Many other stem cell researchers and bioethicists have been sceptical of these clinics, as well as their method of treating patients by claiming to enroll them in small, even single-person, clinical trials. And some have already applauded the FDA’s move.

“I’m glad to see the FDA sending these notices and seeking injunctions on these clinics. Unlicensed stem cell therapies are a significant problem in medicine right now, because they are both scientifically and clinically dubious,” Nicholas Evans, a medical ethicist at the University of Massachusetts Lowell, told Gizmodo via email. “They are clinically problematic because, as unproven therapies, they can give patients false hope, especially for diseases for which there are no cures available. They are scientifically hazardous because we’re not subjecting these therapies to proper experimental techniques, so we can’t straightforwardly know if the patients that are getting better are getting better because of the stem cell therapy, or despite it.”

Important as the FDA’s actions are, Evans added, there should be more done to encourage legitimate applications of stem cell medicine.

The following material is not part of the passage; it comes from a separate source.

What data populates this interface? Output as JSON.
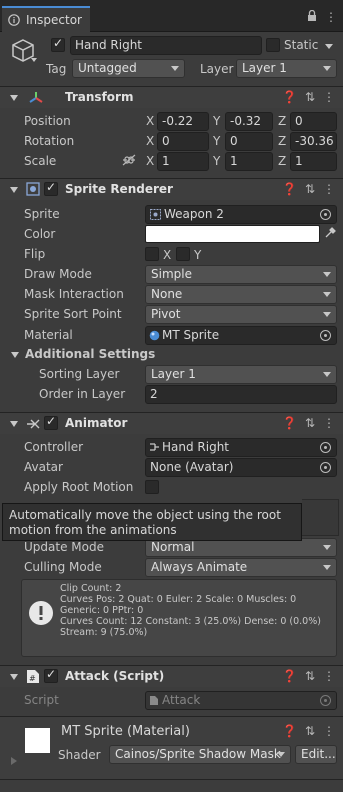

“What I’d really love to see now is stronger federal and state support for clinical trials into some of these therapies. Some stem cell therapies are very promising, and government could get more involved in making sure patients who meet criteria for participating in human trials of these therapies have access to those trials,” he said. “It’s not enough to remove the supply, we also need to make sure we’re managing the increasing demand for these therapies.”

The US Stem Cell Clinic has vowed to fight the FDA injunction, while the Cell Surgical Network has not yet issued any statement in response. Currently, the clinics aren’t actually barred from conducting business as usual. And there’s no indication of how long it might take before the federal cases reach their respective conclusions.